Чарли услышала, как открылась входная дверь. Оливия вернулась в гостиную.





– Это не Саймон. Ага! – Она обвиняюще ткнула в сестру пальцем. – Разочарована! И не отрицай. Пришла Наоми Дженкинс.

– Нет. Передай ей – нет.

– Она кое-что принесла.

– Мне ничего не нужно.

– Я попросила дать тебе пять минут, чтобы привести себя в порядок. Так что будь добра, встань и переоденься во что-нибудь приличное. Иначе впущу ее, пусть увидит тебя в залитом чаем халате и замызганной пижаме.

– Только попробуй. Я тогда…

– Что? Ну что ты сделаешь? – прошипела Оливия, раздувая ноздри. – Я могла бы выставить Саймона, но не эту женщину. Перестань хоть на миг жалеть себя и подумай, что пришлось перенести ей. – Она кивнула в сторону прихожей. – Вспомни, через что ей пришлось пройти всего несколько дней назад, в этом самом доме. Я уж не говорю о прочих испытаниях. Ее связали – опять. Чуть не изнасиловали – опять.

– Не надо!

Страшно даже подумать, что обнаружили Саймон и Пруст в ее кухне, как смотрел на них из лужи крови на полу вырванный, надвое рассеченный глаз Грэма.

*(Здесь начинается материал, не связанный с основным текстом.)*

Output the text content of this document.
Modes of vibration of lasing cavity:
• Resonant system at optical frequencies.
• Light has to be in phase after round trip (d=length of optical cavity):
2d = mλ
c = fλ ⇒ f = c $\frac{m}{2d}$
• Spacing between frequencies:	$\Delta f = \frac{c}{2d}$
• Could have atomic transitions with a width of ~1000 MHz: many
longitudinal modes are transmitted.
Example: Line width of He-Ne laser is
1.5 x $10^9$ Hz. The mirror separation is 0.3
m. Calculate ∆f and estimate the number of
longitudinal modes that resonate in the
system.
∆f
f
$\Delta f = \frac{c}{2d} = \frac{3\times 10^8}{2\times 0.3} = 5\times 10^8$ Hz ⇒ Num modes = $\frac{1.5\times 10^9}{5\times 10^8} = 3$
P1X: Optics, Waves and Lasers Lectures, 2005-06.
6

– Надо, – возразила Оливия. – Поскольку ты, кажется, считаешь себя самой разнесчастной в мире. Единственной и неповторимой в своих страданиях.

– Неправда! – возмутилась Чарли.

– Думаешь, мне легко жить с мыслью, что у меня никогда не будет детей?

Отвернувшись, Чарли пробурчала.

– При чем тут это?

– Всякий раз, когда я знакомлюсь с мужчиной, всякий раз, когда появляется надежда на более-менее серьезные отношения, я вынуждена сообщать ему… Только представь, каково мне взрывать бомбу снова и снова. Скольких я больше не увидела – не сосчитать. Мне очень больно, сестричка, но свою боль я держу в себе, потому что я стоик…

– Ты? – невольно рассмеялась Чарли. – Стоик?

– Именно. В серьезных вещах – да. Неважно, что я хнычу, когда в угловой кафешке заканчивается паштет из оленины. – Оливия вздохнула: – Ты такая счастливая, сестричка. Саймон знает о тебе и Грэме…

– Прекрати!

– … и понимает, что ты не виновата. Тебя никто не винит.

– Ладно, я поговорю с Наоми. – На что угодно согласишься, лишь бы не слышать о Саймоне и Грэме.

Чарли слезла с дивана и загасила сигарету в пепельнице, полной окурков. Принимая в свою компанию новичка, они зашевелились, как жирные, коричнево-оранжевые личинки навозных мух. Вот мерзость, с извращенным удовольствием подумала Чарли.

Наверху она умылась, почистила зубы, провела щеткой по волосам и надела первое, что попалось под руку в шкафу, – джинсы с обтрепанными штанинами и сиренево-бирюзовую рубашку поло с белым воротничком. Когда она спустилась, входная дверь была открыта, а Наоми с Оливией ждали снаружи. Наоми выглядела спокойнее, чем когда-либо, но и гораздо старше. Еще две недели назад Чарли не видела на ее лице столько морщинок.